Why did he stick around at all? In many transactions, buyers expect the seller to vacate the premises posthaste. But, many in the business are realizing that it often makes more economic sense to ease out, for at least three reasons. First, it makes for a smoother transition for employees and clients. Both parties can be nervous when the firm's founder and leader starts making retirement sounds. A gradual easing out creates peace of mind for all concerned.
Second, it gives the seller a chance to see that his plan is going to work-that his employees are, in fact, capable of fully transitioning the client relationships. Third, there's more money for the seller because he draws a salary for the term of his employment contract and, if negotiated, benefits from increases in the firm's growth while he remains involved.
The latter wasn't something Burt had to have, however. Having taken a note with recourse to the buyers, he had no downside risk, which was his main concern, but he forfeits growth-related benefits. How a deal is structured to balance risk to the buyer and seller, though, is a matter of personal preference.
Burt & Associates, meanwhile, is humming along under the management of Fred and Maria Cornelius. Says Fred Cornelius, "I'm pleased with the transition thus far, as our AUM has more than doubled since the sale."
The big question mark for Cornelius was marketing. "What I viewed as the biggest risk in this deal was whether or not we could take over as the firm's chief rainmakers." Although he knew the firm's existing clients, Cornelius' previous responsibilities had not emphasized growing the client base. So, as was his newfound prerogative, he made some changes.

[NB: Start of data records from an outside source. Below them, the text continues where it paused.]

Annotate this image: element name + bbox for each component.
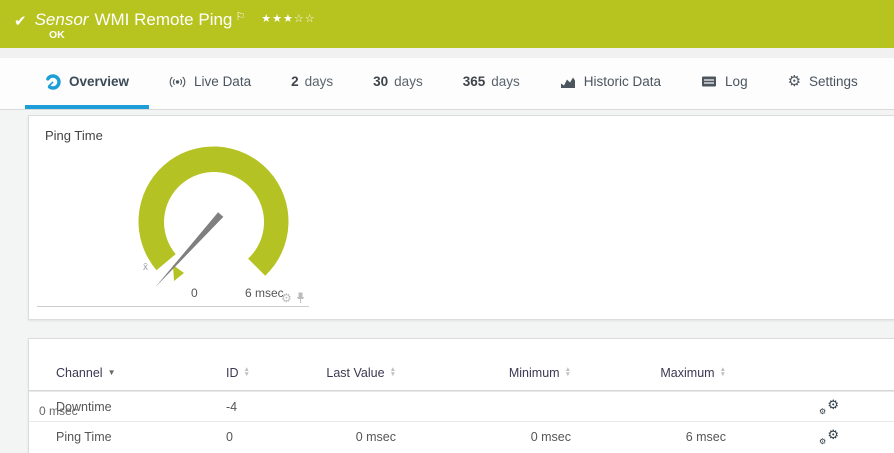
tab-historic-data[interactable]: Historic Data — [540, 58, 681, 109]
table-row-ping-time: Ping Time 0 0 msec 0 msec 6 msec ⚙ ⚙ — [29, 421, 894, 451]
tab-settings-label: Settings — [809, 74, 858, 89]
area-chart-icon — [560, 77, 575, 88]
column-header-id[interactable]: ID — [226, 366, 306, 380]
pin-icon[interactable] — [296, 292, 305, 304]
ping-time-gauge — [138, 146, 289, 288]
gear-small: ⚙ — [819, 436, 827, 446]
gauge-settings-gear-icon[interactable]: ⚙ — [281, 292, 292, 304]
tab-30-days[interactable]: 30 days — [353, 58, 443, 109]
column-header-minimum-label: Minimum — [508, 365, 560, 380]
column-header-last-value[interactable]: Last Value — [306, 366, 396, 380]
gauge-scale-max: 6 msec — [245, 286, 284, 300]
cell-minimum: 0 msec — [530, 429, 571, 444]
channel-settings-gears-icon[interactable]: ⚙ ⚙ — [819, 398, 839, 416]
column-header-id-label: ID — [226, 365, 239, 380]
column-header-maximum-label: Maximum — [660, 365, 715, 380]
sort-icon — [720, 368, 726, 377]
column-header-maximum[interactable]: Maximum — [571, 366, 726, 380]
flag-icon[interactable]: ⚐ — [235, 10, 245, 23]
tab-historic-data-label: Historic Data — [583, 74, 662, 89]
column-header-last-value-label: Last Value — [326, 365, 385, 380]
tab-log[interactable]: Log — [681, 58, 768, 109]
table-row-downtime: Downtime -4 ⚙ ⚙ — [29, 391, 894, 421]
ping-time-gauge-panel: Ping Time x̄ 0 msec 0 6 msec ⚙ — [28, 115, 894, 418]
header-gap — [0, 48, 894, 58]
cell-maximum: 6 msec — [685, 429, 726, 444]
broadcast-icon — [169, 76, 186, 87]
cell-channel: Ping Time — [56, 429, 112, 444]
tab-30-days-number: 30 — [373, 74, 389, 89]
tab-365-days-unit: days — [491, 74, 520, 89]
sort-icon — [244, 368, 250, 377]
tab-settings[interactable]: ⚙ Settings — [768, 58, 878, 109]
channel-settings-gears-icon[interactable]: ⚙ ⚙ — [819, 428, 839, 446]
status-ok-check-icon: ✔ — [14, 13, 27, 30]
log-list-icon — [702, 76, 717, 87]
tab-live-data[interactable]: Live Data — [149, 58, 271, 109]
cell-id: 0 — [226, 429, 233, 444]
gauge-current-value: 0 msec — [39, 404, 78, 418]
channel-table-panel: Channel ▼ ID Last Value Minimum Maximum — [28, 338, 894, 453]
tab-live-data-label: Live Data — [194, 74, 252, 89]
tab-overview[interactable]: Overview — [25, 58, 150, 109]
tab-365-days[interactable]: 365 days — [443, 58, 540, 109]
status-badge: OK — [49, 29, 65, 41]
tab-2-days-unit: days — [304, 74, 334, 89]
tab-2-days-number: 2 — [291, 74, 299, 89]
tab-overview-label: Overview — [69, 74, 130, 89]
gear-large: ⚙ — [827, 396, 839, 412]
gauge-average-marker: x̄ — [143, 262, 148, 273]
gear-icon: ⚙ — [787, 73, 802, 90]
tab-log-label: Log — [725, 74, 748, 89]
tab-bar: Overview Live Data 2 days 30 days 365 da… — [0, 58, 894, 110]
gauge-panel-title: Ping Time — [45, 128, 103, 143]
gauge-icon — [45, 73, 61, 90]
gauge-scale-min: 0 — [191, 286, 198, 300]
gauge-baseline — [37, 306, 309, 307]
channel-table-header: Channel ▼ ID Last Value Minimum Maximum — [29, 355, 894, 391]
tab-365-days-number: 365 — [462, 74, 486, 89]
sensor-title: WMI Remote Ping — [94, 10, 233, 29]
cell-id: -4 — [226, 399, 238, 414]
sort-descending-icon: ▼ — [107, 368, 116, 377]
column-header-channel-label: Channel — [56, 365, 103, 380]
column-header-channel[interactable]: Channel ▼ — [56, 366, 226, 380]
cell-last-value: 0 msec — [355, 429, 396, 444]
tab-2-days[interactable]: 2 days — [271, 58, 353, 109]
cell-channel: Downtime — [56, 399, 112, 414]
column-header-minimum[interactable]: Minimum — [396, 366, 571, 380]
priority-stars[interactable]: ★★★☆☆ — [261, 12, 315, 25]
sensor-type-label: Sensor — [34, 10, 89, 29]
sensor-header: ✔ Sensor WMI Remote Ping ⚐ ★★★☆☆ OK — [0, 0, 894, 48]
gear-small: ⚙ — [819, 406, 827, 416]
tab-30-days-unit: days — [394, 74, 423, 89]
gear-large: ⚙ — [827, 426, 839, 442]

"Instead of continuing to take a single rainmaker approach, all four of the firm's financial advisors are now empowered to leverage their relationships to bring in new business. We've done this by fostering a culture of professional development and rewarding excellence with increased compensation and benefits," he says.
Cornelius' theory is that by promoting staff development, clients and prospects will appreciate and be attracted to the firm's heightened level of professionalism. "We have hired or promoted administrative employees as planner assistants and we have encouraged our administrative staff to enroll in the CFP program." Presently, three of the firm's four administrative employees are CFP candidates.
Because the team planning approach served the firm so well before and during its transition, Cornelius has continued this approach, which is becoming more widespread throughout the planning industry. "When clients meet with their planner, they also meet with a planner assistant," he says. "This helps to familiarize the client with another resource in the office and helps the planner assistant get to know the clients better which, in turn, furthers their career development."
An important aspect of any practice acquisition involving an older seller and a younger buyer is client demographics. Fifty-something or 60-something advisors who've been in the business 20 years or more and are easing into retirement are more likely to have aging clients. And, when Cornelius took account of his new asset, this is precisely what he found.
"By benchmarking and segmenting our clientele, I realized our clients are aging and, in most cases, living off their asset pool. We became very aware that we needed to attract an affluent but younger client." The new management team raised Burt & Associates' minimum account size from $500,000 to $1,000,000, and is attracting new clients with investable assets of between $1.5 million and $2 million.
All of which accrues to Burt's benefit. A seller has to be pleased when his buyer seeks to protect and grow his investment. Clients benefit from the new owner's energized vision, and Burt and Fred and Maria Cornelius can feel more secure about their futures.